The album’s eight tracks fruited from Biosphere’s hands-on experience in the Dutch countryside, when he captured forest voices and agricultural ambience at the organic farm Bioboerderij ‘t Schop in Hilvarenbeek. Electronica is entangled in field recordings where one can intercept air traffic noises, tweeting birds, mooing bovines (“t’Schop”) and a farmer’s commanding voice. Four siblings (“Audax”, “Rovertse Heide”, “Hilsondis” and “Icoon”) share a recurring theme across the album, conducting experiments with phonation on flowing drones and subdued percussion, while the presence of natural voices from bats (“Pipistrellus”) and owls (“Strigiformes) underlines the album’s back-to-the-nature atmosphere. And before hearing “De Doornboom” I could only remotely imagine the musical potential of a windmill, but it’s a great instrument for producing mechanical, repetitive sounds.
Biosphere boasts an experience of over three decades in the music-making.
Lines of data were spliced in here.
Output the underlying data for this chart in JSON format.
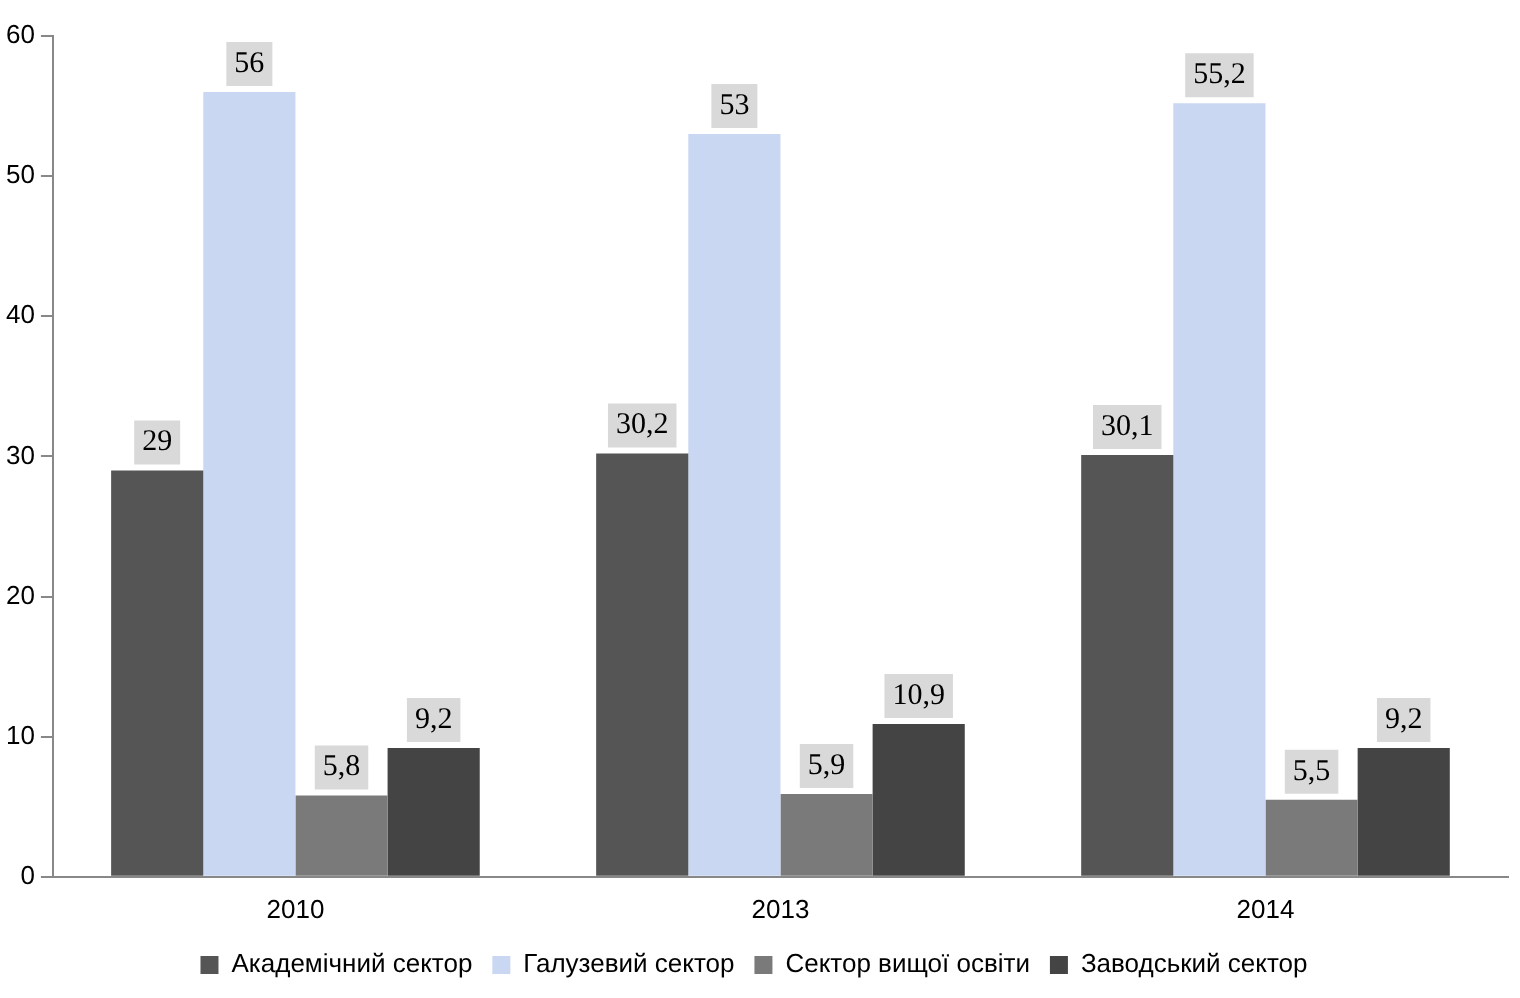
{
  "chart_data": {
    "type": "bar",
    "categories": [
      "2010",
      "2013",
      "2014"
    ],
    "series": [
      {
        "name": "Академічний сектор",
        "color": "#555555",
        "values": [
          29,
          30.2,
          30.1
        ],
        "value_labels": [
          "29",
          "30,2",
          "30,1"
        ]
      },
      {
        "name": "Галузевий сектор",
        "color": "#c9d7f2",
        "values": [
          56,
          53,
          55.2
        ],
        "value_labels": [
          "56",
          "53",
          "55,2"
        ]
      },
      {
        "name": "Сектор вищої освіти",
        "color": "#7a7a7a",
        "values": [
          5.8,
          5.9,
          5.5
        ],
        "value_labels": [
          "5,8",
          "5,9",
          "5,5"
        ]
      },
      {
        "name": "Заводський сектор",
        "color": "#444444",
        "values": [
          9.2,
          10.9,
          9.2
        ],
        "value_labels": [
          "9,2",
          "10,9",
          "9,2"
        ]
      }
    ],
    "ylim": [
      0,
      60
    ],
    "yticks": [
      0,
      10,
      20,
      30,
      40,
      50,
      60
    ],
    "grid": false,
    "legend": "bottom"
  }
}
In the mid-eighties Geir Jenssen released the debut cassette as E-Man and became a member in the dark synth group Bel Canto in his native Norway. Being a fan of acts like New Order or Depeche Mode, his subsequent move to the electronic productions was not unexpected. Under the Biosphere alias he released in 1991 much-acclaimed album “Microgravity” – which was in 2015 reissued by the artist’s own Biophon Records – and later the Norwegian became a regular producer for the UK’s Touch.